From the very beginning of the Bible God’s people were blessed to be a blessing to others. God’s covenant with Abraham (Gen 12) clearly shows that the Israelites were to be a blessing to all nations as bearers of God’s saving message.
. The trouble was, the people wanted the blessing of being God’s chosen people without any of the responsibilities. So they constantly paid little more than lip service to their God. a regular cyclethat included invasion, defeat, exile and captivity before the people called out to God for help…and so it was in the time of Jeremiah.
Jeremiah lived about 600 years before the time of Christ and was commissioned as a prophet during the era of the godly King Josiah. Sadly, after Josiah’s death in battle against the Egyptians, what started out as a happy alliance quickly turned into imprisonment and doom under the rapid succession of Josiah’s successors – all vassal kings, firstly to the Egyptians and then to the Babylonians.

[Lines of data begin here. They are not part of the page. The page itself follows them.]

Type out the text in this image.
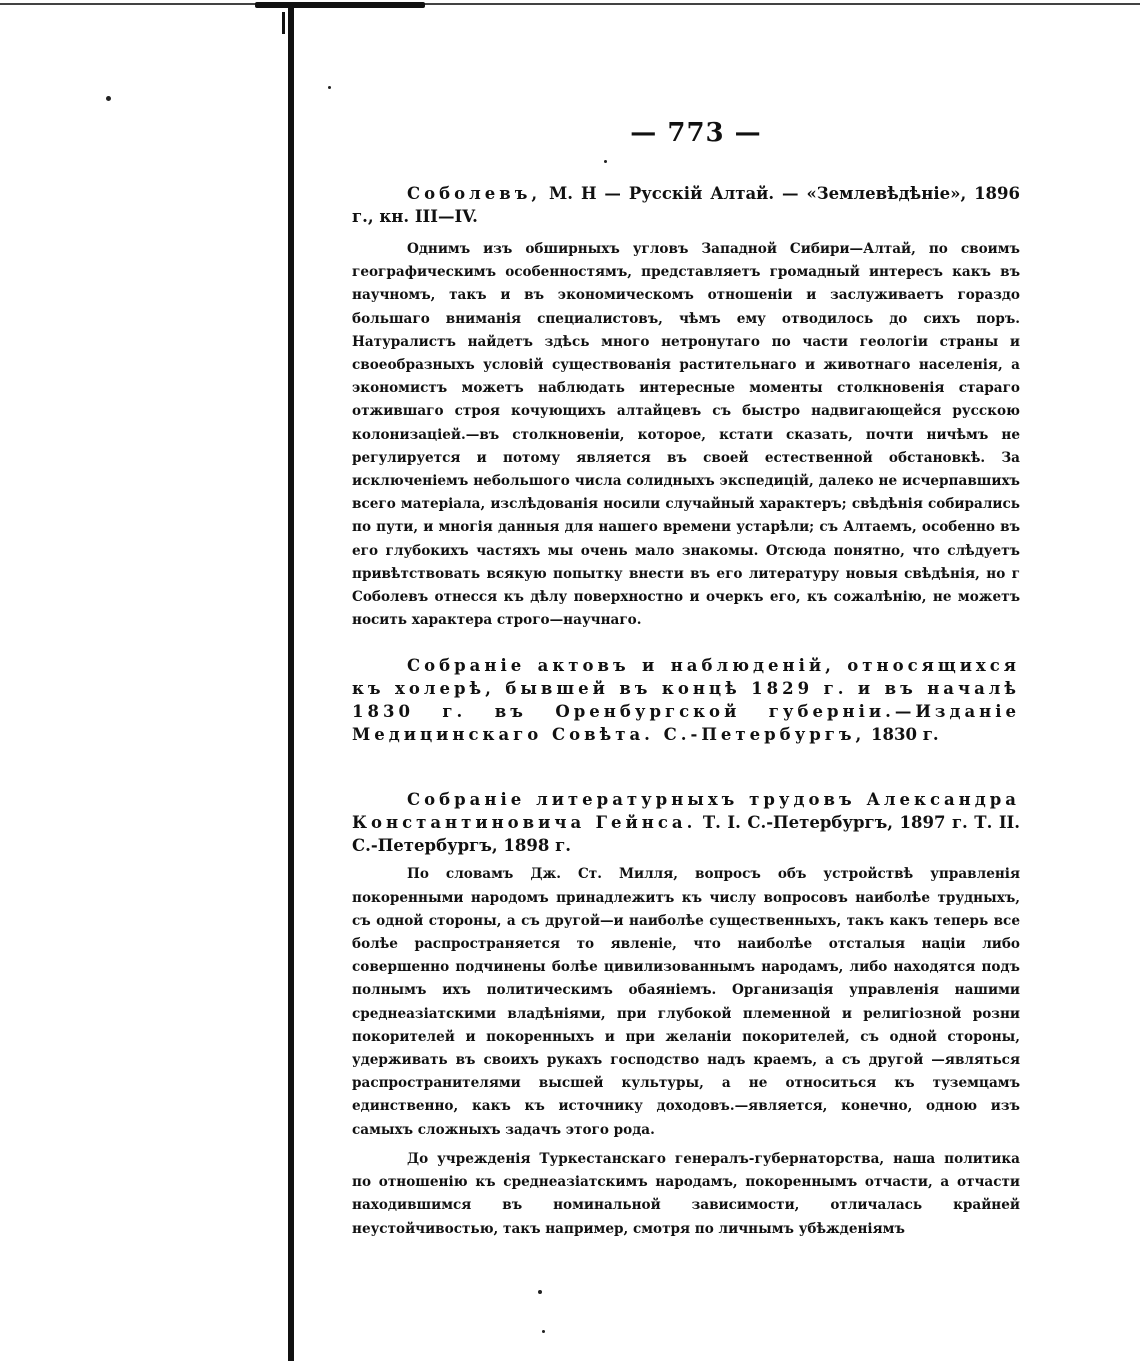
— 773 —

Соболевъ, М. Н — Русскій Алтай. — «Землевѣдѣніе», 1896 г., кн. III—IV.

Однимъ изъ обширныхъ угловъ Западной Сибири—Алтай, по своимъ географическимъ особенностямъ, представляетъ громадный интересъ какъ въ научномъ, такъ и въ экономическомъ отношеніи и заслуживаетъ гораздо большаго вниманія специалистовъ, чѣмъ ему отводилось до сихъ поръ. Натуралистъ найдетъ здѣсь много нетронутаго по части геологіи страны и своеобразныхъ условій существованія растительнаго и животнаго населенія, а экономистъ можетъ наблюдать интересные моменты столкновенія стараго отжившаго строя кочующихъ алтайцевъ съ быстро надвигающейся русскою колонизаціей.—въ столкновеніи, которое, кстати сказать, почти ничѣмъ не регулируется и потому является въ своей естественной обстановкѣ. За исключеніемъ небольшого числа солидныхъ экспедицій, далеко не исчерпавшихъ всего матеріала, изслѣдованія носили случайный характеръ; свѣдѣнія собирались по пути, и многія данныя для нашего времени устарѣли; съ Алтаемъ, особенно въ его глубокихъ частяхъ мы очень мало знакомы. Отсюда понятно, что слѣдуетъ привѣтствовать всякую попытку внести въ его литературу новыя свѣдѣнія, но г Соболевъ отнесся къ дѣлу поверхностно и очеркъ его, къ сожалѣнію, не можетъ носить характера строго—научнаго.

Собраніе актовъ и наблюденій, относящихся къ холерѣ, бывшей въ концѣ 1829 г. и въ началѣ 1830 г. въ Оренбургской губерніи.—Изданіе Медицинскаго Совѣта. С.-Петербургъ, 1830 г.

Собраніе литературныхъ трудовъ Александра Константиновича Гейнса. Т. I. С.-Петербургъ, 1897 г. Т. II. С.-Петербургъ, 1898 г.

По словамъ Дж. Ст. Милля, вопросъ объ устройствѣ управленія покоренными народомъ принадлежитъ къ числу вопросовъ наиболѣе трудныхъ, съ одной стороны, а съ другой—и наиболѣе существенныхъ, такъ какъ теперь все болѣе распространяется то явленіе, что наиболѣе отсталыя націи либо совершенно подчинены болѣе цивилизованнымъ народамъ, либо находятся подъ полнымъ ихъ политическимъ обаяніемъ. Организація управленія нашими среднеазіатскими владѣніями, при глубокой племенной и религіозной розни покорителей и покоренныхъ и при желаніи покорителей, съ одной стороны, удерживать въ своихъ рукахъ господство надъ краемъ, а съ другой —являться распространителями высшей культуры, а не относиться къ туземцамъ единственно, какъ къ источнику доходовъ.—является, конечно, одною изъ самыхъ сложныхъ задачъ этого рода.

До учрежденія Туркестанскаго генералъ-губернаторства, наша политика по отношенію къ среднеазіатскимъ народамъ, покореннымъ отчасти, а отчасти находившимся въ номинальной зависимости, отличалась крайней неустойчивостью, такъ например, смотря по личнымъ убѣжденіямъ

It was in this time of Nebuchadnezzar that Babylon ruled the region unchallenged for about 70 years. This was the period of Daniel and his friends who were taken as captives to Babylon.
Taken as captives to Babylon, the Israelites began to long for home and a better time. Their priests and prophets wanted to keep their hopes up, that they would be returning to the old ways soon – but God had other plans. Jeremiah writes them a letter and tells them to settle down and get used to their circumstances – to make friends with their neighbours – to seek the welfare of the city they are living in – to make it a better place – and by blessing it then they would be blessed. He said – stop thinking about yourself and remember the covenant.
Certainly a message that has relevance for the church in Australia in the 21st century.
Now, let’s fast forward about 600 years, to the time of Christ (Luke 17) – and the remnant of Judah live in Jerusalem, Judea and Galilee and are known as the Jews. They are the pure bloods; the ones who can trace their ancestry back – who have stayed true to their understanding of the Hebrew texts
But just up the road are the non-pure bloods. The remnant of the other tribes of Israel that created their own religion when they moved away from God…they are mixed race group –the Samaritans. The Jews despised the Samaritans almost more than the gentiles and to consider any of them good was beyond belief. I wonder how many of Jesus followers really took his parable about the good Samaritan to heart…to many it would have been little more than a fairy tale. However, the story of the ten lepers highlights that a good Samaritan was myth…in fact this Samaritan easily showed up the Jews when it came to faith and gratitude towards God.
Luke’s gospel is one that highlights God’s foreign policy. Aimed at a Gentile audience, it highlights several key non-Jews as recognising Jesus as the Messiah and who Jesus recognises as having faith. So it is with the Samaritan, whose actions and sincerity are acknowledged as faith, while the nine Jewish companions are shown to be cleansed on the outside, but inside, their lack of thankfulness highlights their ingratitude, which in reality is a greater disease than leprosy – which is only a disease of the skin, not the heart!
When we compare the actions and reactions we find:
• The 9 Jews were clean on the outside, but had not received cleansing on the inside. They had missed the point.
• The foreigner was included in God’s blessing and he understood. While they ran home, he stopped because he had no home…even healed he was still and outcast with nowhere to go and no one to celebrate with. So, in that moment of recognition, he does the right thing and returns to Jesus.
• The 9 Jews saw Jesus as a healer who could help them with their immediate problem, while Samaritan saw Jesus as the answer to all of his problems.
• The 9 Jews saw Jesus as useful for them to get back their old way of life, while the Samaritan saw Jesus as the ultimate answer to his life’s questions.
• The 9 sought the blessing of a priest, while the Samaritan gave thanks to God and received God’s blessing.

Like Jeremiah’s message to those in exile – the exiled Samaritan saw things differently. He saw things clearly. He saw Jesus for who he is. He had seen God’s perspective and had left a changed man… still a foreigner,, still alienated from the Jews…but now he was a citizen of God’s kingdom, with a story to tell. On the other hand, the Jews had returned to their lives, overjoyed that they were no longer outcasts – but missing the point.
Be careful not to miss the point!
We are blessed through our encounter with Jesus– but we are meant to pass on the blessing to others and not just those who look and sound like us.
Sadly, many people give lip service to God.
We may come to worship and pray each Sunday, but do not let that impact the rest of the week. We seek the blessing of God, but do not allow Jesus to change us inside. This is why many of us struggle with inconsistency between our walk and our talk.
How are we to make a difference in the community if we do not find ways to bless it? Where are the places in our community where we can make a difference? If our attitude is gratitude for God’s gift and generosity in passing it on, then there will be a consistency with our walk and our talk.
But what happens when God’s people are silent? God will not go without a witness. He will raise up others like the Samaritan who get it and gladly take the message where it belongs – away from the holy huddles and to all peoples, everywhere – that’s God’s foreign policy. We are blessed to be a blessing – we cannot keep it to ourselves, it goes against the purpose of the church.